Senin, 11 Januari 2021

Saat Aku Nyaris Meregang Nyawa, Ibu Menyelamatku

Oleh Kosmas Lawa Bagho  

Senja itu membawa angin malam. Tak jauh dari tempat aku duduk, daun-daun batang pohon mangga di tempat kostku berguguran. Baru senja ini terjadi setelah empat bulan, aku menjadi penghuni baru di kost dan kota ini. 

 

Hujan, sang air mata langit baru saja turun mencium bumi. Aroma segar mewarnai pemandangan yang tak biasa itu. Empat bulan lewat, jangankan tetesan air mata langit mencium bumi, embun pun enggan ditemui. Memang kota ini terlalu padat dengan gedung pencakar langit dibarengi asap kendaraan yang hiruk pikuk, siang malam tanpa henti. Aku tetap menatap daun-daun berguguran. 

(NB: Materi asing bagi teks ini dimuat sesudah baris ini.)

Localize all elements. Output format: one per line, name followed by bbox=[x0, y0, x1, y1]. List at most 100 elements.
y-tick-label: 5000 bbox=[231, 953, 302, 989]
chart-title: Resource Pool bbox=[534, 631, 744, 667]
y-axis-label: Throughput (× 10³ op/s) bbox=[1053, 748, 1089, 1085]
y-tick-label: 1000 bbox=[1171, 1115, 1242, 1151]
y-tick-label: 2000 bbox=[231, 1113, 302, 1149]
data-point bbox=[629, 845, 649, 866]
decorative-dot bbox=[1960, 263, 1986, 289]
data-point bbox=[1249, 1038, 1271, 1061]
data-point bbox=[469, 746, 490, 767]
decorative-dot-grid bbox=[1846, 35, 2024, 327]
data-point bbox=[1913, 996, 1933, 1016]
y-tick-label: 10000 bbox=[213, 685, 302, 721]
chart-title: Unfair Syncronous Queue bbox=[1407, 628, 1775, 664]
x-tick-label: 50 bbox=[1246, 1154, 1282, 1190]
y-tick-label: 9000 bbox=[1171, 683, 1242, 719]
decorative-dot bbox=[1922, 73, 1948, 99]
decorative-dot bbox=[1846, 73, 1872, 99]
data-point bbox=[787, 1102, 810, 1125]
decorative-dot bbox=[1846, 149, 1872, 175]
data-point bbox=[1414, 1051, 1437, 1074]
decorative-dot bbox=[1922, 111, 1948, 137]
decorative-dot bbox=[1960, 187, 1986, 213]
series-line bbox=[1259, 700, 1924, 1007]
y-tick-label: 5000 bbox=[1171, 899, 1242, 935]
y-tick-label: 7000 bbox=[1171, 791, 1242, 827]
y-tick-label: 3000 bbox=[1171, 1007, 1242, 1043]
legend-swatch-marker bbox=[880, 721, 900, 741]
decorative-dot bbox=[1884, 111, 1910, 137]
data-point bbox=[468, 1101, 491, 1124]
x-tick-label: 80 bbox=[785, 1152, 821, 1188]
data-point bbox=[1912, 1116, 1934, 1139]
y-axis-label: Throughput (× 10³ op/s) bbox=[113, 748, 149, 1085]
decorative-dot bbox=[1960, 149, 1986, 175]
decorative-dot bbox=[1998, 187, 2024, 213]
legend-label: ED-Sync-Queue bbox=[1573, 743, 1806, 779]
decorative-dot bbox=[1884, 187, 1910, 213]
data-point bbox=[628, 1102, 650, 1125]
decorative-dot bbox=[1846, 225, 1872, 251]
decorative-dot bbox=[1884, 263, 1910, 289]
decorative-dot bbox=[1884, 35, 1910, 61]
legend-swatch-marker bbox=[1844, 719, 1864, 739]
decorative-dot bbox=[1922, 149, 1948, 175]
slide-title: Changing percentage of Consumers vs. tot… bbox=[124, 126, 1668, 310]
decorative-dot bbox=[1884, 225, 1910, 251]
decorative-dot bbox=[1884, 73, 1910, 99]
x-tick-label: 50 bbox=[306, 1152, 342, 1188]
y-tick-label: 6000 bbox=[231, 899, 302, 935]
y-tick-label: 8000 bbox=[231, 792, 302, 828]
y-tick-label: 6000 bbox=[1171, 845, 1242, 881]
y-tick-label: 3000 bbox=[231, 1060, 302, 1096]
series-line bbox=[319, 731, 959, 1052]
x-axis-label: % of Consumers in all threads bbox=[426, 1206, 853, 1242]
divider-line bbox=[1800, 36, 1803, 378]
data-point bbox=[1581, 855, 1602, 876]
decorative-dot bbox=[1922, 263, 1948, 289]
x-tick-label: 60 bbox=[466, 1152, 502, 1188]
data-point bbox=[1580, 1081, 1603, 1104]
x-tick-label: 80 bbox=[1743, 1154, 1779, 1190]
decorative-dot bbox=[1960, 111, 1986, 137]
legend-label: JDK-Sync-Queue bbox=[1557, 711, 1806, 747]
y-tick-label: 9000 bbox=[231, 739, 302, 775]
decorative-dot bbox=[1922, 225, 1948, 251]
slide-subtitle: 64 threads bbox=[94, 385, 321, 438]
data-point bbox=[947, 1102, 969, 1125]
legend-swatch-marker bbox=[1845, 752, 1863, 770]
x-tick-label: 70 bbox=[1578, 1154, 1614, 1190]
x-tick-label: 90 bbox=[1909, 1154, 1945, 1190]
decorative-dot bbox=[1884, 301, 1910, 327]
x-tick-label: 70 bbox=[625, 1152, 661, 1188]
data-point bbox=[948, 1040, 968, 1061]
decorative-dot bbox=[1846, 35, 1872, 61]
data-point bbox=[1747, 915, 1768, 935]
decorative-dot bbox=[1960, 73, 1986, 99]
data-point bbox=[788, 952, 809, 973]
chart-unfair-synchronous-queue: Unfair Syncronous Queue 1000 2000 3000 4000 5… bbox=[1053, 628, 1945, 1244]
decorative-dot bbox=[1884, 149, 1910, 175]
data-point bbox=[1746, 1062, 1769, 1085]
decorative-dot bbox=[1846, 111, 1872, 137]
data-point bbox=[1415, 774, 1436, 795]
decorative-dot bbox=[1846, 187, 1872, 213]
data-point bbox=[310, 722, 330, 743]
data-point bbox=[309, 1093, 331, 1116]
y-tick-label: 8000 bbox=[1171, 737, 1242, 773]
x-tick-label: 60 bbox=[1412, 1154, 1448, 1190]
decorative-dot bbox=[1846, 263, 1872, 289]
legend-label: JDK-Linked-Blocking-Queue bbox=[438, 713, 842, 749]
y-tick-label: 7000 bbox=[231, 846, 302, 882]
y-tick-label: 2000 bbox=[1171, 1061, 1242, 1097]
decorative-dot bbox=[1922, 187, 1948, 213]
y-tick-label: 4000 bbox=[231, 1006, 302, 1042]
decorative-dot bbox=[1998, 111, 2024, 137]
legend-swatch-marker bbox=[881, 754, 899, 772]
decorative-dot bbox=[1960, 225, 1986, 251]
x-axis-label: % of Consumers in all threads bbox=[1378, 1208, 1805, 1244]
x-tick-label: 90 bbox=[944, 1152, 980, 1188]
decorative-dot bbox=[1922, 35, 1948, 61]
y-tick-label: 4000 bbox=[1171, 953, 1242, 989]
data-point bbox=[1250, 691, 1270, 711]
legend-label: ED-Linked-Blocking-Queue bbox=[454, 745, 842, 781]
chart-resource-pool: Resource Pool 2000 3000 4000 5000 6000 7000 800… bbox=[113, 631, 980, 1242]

Angin menerbangkannya ke mana-mana termasuk jatuh tepat di kakiku yang sedang menatap heran kejadian senja ini. Tak lama, hujan menggerayangi tubuh bumi kota Malang, kota yang baru aku jejaki selama 17 tahun tenggelam pada dunia praktis. Lama memang, dunia akademis yang telah kutinggalkan 17 tahun lalu itu, kini muncul tepat di depan mataku.  

 

Tiga Juli 2014, aku melangkah dari kota kesibukanku, Flores sebagai pekerja pemberdayaan masyarakat akar rumput dalam bidang simpan-pinjam. Lembaga ini, aku jejaki sejak Mei 1997. Awalnya, membutuhkan perjuangan yang sangat luar biasa. Seiring perjalanan waktu, lembaga ini bangkit dan mekar dengan indahnya. Atas perjuangan dan pengorbanan banyak pihak sehingga menghantar aku ke tempat ini. Kota Malang sebagai kota yang menampung studi lanjutku ke jenjang yang lebih tinggi setelah menamatkan studi S1. Tak biasa memang. Lembaga pemberdayaan simpan-pinjam bisa menyekolahkan putra/i terbaiknya meraih jenjang pendidikan yang lebih tinggi. Namun jika ada kerja keras dan berkat dari Yang Maha Kuasa, yang mustahil bisa dilakukan. *** 

Di tengah lamunanku yang makin mengembara dalam ketidakpastian, aku kembali terkenang di kampung. Kampungku Rawe, Boawae, Nagekeo. Aku dilahirkan di sana tepatnya tanggal 19 Juli 1967 dari seorang ayah dan ibu petani. Menggarap lahan sendiri dengan setia untuk menghidupi kami 7 bersaudara dan kini tinggal 6 orang lantaran seorang putri pergi meninggalkan kami saat aku memasuki kelas 1 SMU. Lamunanku semakin terasa sesak ternyata hari ini adalah hari ulang tahunku. Merayakan ulang tahun di tengah keramaian kota Malang, batinku merasa sendirian. Hanya bertemankan daun-daun mangga renta yang selalu diterpa angin ke mana-mana. Hatiku berdegup keras jika mengenang kembali jejak tapak yang aku lalui hingga saat ini. Saat ini aku boleh melangkah dan melanjutkan studi ke jenjang S2. 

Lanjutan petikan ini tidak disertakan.